Richard Hailey, the Deputy Communications Director, glanced at Press Secretary Diane Beecher before replying. She diverted her eyes, leaving Hailey to speak.

“The Italian Foreign Ministry was informed about ten minutes ago by Peru’s lawyer that President Harris was still aboard.”

“That’s Stuart Campbell who did the informing, you can be sure,” another staff member added, checking the name on a notebook.

“Right,” Hailey agreed. “And we expect he’ll be informing the media almost immediately to try to portray Harris, and us, as purposefully deceptive.”

“So,” Rollins said, “Diane? We’d better talk to them.”

She nodded. “I’ve got a tentative briefing scheduled in fifteen minutes.”

He nodded. “Same script we all agreed on?”

“Yes,” she confirmed. “We’re really concerned that some members of the media may have misunderstood our previous briefing that the reception at Andrews was for President Harris, when in fact we’re simply saying thank you to the flight crew for their rapid response. The President was not on board because President Cavanaugh determined that it would be inappropriate, yada, yada, yada.”

“Will it wash?” Rollins asked, already shaking his head.

“That’s a rhetorical question, right?” Beecher replied. “At least it’ll be on the record.”

National Security Advisor Michael Goldboro had come in quietly.

“Jack,” he said, getting Rollins’s nodded acknowledgment. “Campbell apparently had a plan B on the shelf. His people have snagged an Italian justice from the Court of Cassation, their equivalent of a supreme court for criminal matters. The judge is at home, and they’re trying to convince him to issue an order which would essentially require the police to forcibly enter the flight-line ramp at Sigonella and arrest Harris.”

“How?” Rollins asked. “I mean, that affects a treaty right.”

Goldboro shook his head. “The Foreign Ministry’s been fudging that interpretation for us. They know, and the judges know, that the lease on that base – more accurately called the Status of Forces Agreement – does not preclude Italian jurisdiction. The flight-line thing is a red herring. If that order is issued, the police, or the army in Sicily, can blow past the Navy guards in an instant, and we can’t, and shouldn’t, try to stop them.”
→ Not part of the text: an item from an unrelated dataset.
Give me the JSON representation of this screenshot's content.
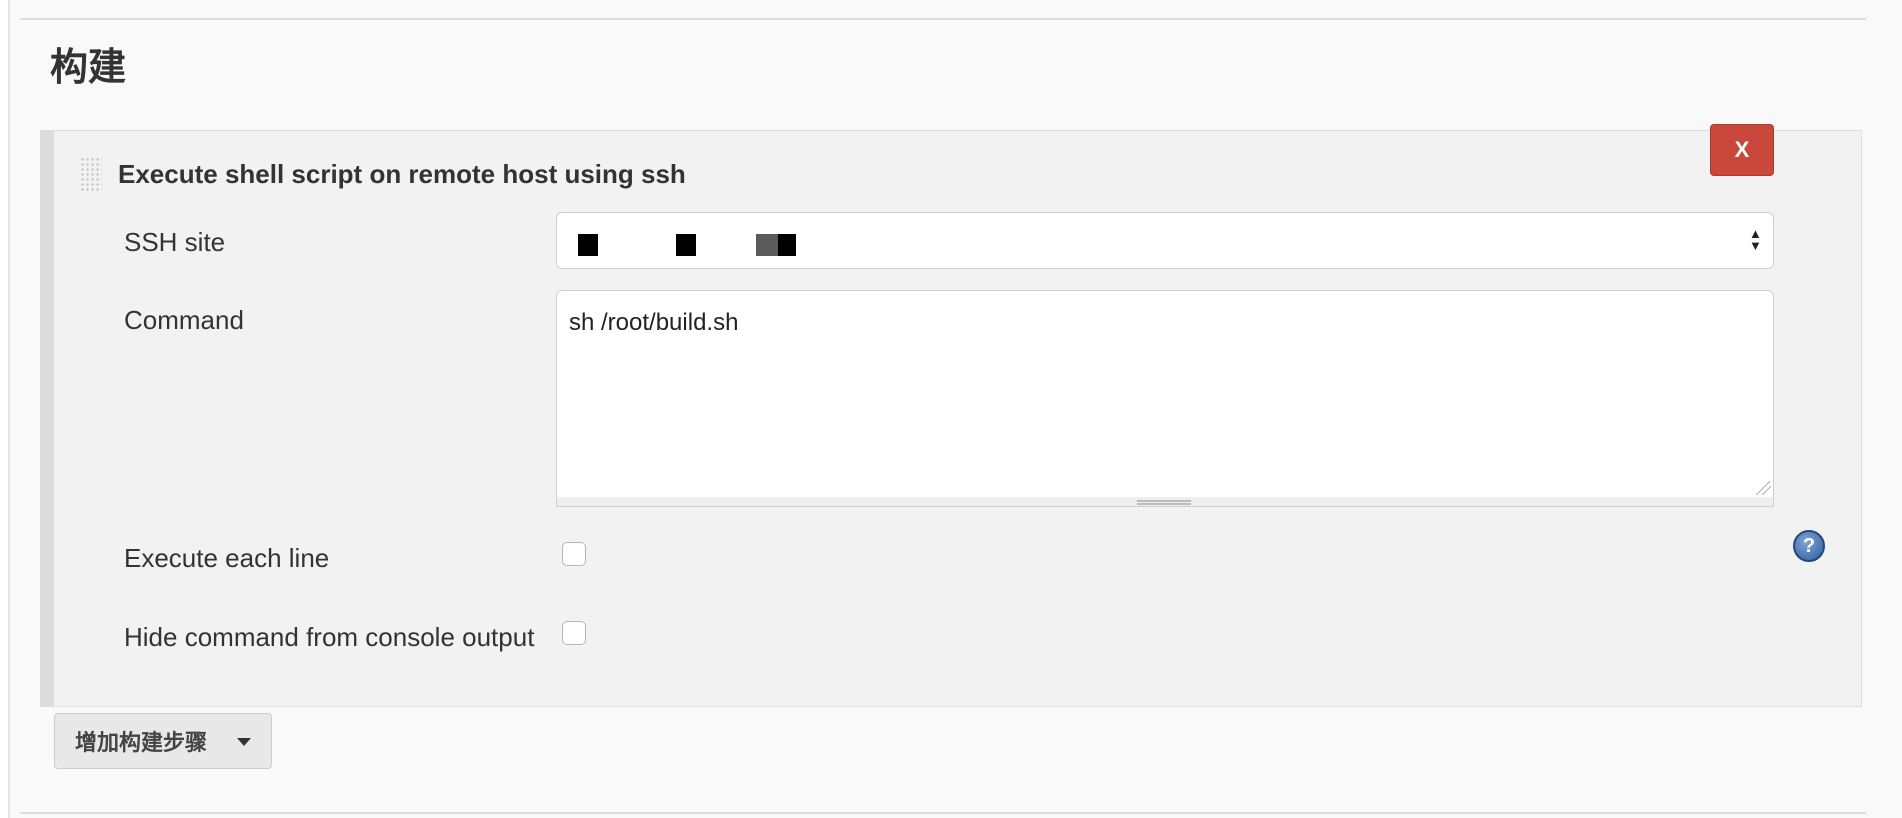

“In other words, the judiciary may take over the issue.”

“That’s right. The second an order is issued, the Foreign Ministry is out of it.”

“Does Harris know?”

Goldboro glanced at Diane Beecher, who was already on her feet. “Well, that’s all for me, fellows,” she said, exiting Rollins’s office before any more could be said that she would not officially want to know.
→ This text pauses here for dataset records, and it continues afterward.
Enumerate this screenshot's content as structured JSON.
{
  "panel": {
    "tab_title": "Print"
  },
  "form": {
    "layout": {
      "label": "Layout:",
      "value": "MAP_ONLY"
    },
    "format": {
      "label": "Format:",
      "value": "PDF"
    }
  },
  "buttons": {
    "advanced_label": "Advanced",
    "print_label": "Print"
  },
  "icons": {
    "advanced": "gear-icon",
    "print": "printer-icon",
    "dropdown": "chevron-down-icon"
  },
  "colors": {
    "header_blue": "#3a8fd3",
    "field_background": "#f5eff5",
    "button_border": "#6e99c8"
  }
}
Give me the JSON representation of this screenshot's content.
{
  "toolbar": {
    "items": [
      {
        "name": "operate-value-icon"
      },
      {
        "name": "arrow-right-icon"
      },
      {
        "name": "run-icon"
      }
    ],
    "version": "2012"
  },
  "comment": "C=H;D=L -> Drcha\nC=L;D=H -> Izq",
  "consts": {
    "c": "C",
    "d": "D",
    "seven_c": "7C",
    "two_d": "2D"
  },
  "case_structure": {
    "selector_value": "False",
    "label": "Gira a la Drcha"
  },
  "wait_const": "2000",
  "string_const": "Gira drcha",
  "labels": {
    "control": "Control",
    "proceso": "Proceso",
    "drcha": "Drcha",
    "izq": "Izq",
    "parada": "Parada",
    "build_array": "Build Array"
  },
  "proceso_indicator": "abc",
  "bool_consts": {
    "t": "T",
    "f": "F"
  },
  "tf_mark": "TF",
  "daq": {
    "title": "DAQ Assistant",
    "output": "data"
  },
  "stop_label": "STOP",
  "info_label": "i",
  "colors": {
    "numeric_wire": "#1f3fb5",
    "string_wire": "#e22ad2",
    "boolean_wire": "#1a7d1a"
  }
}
“Michael?” Rollins prompted when she was gone.

“That’s what we need to talk about, Jack. Is it our responsibility to tell President Harris he needs to get the hell out of there if he can? Or does that constitute the very interference that President Cavanaugh agreed we have to avoid?”

“And your recommendation, of course, would be silence?”

“You know how I feel, Jack,” Goldboro said quietly.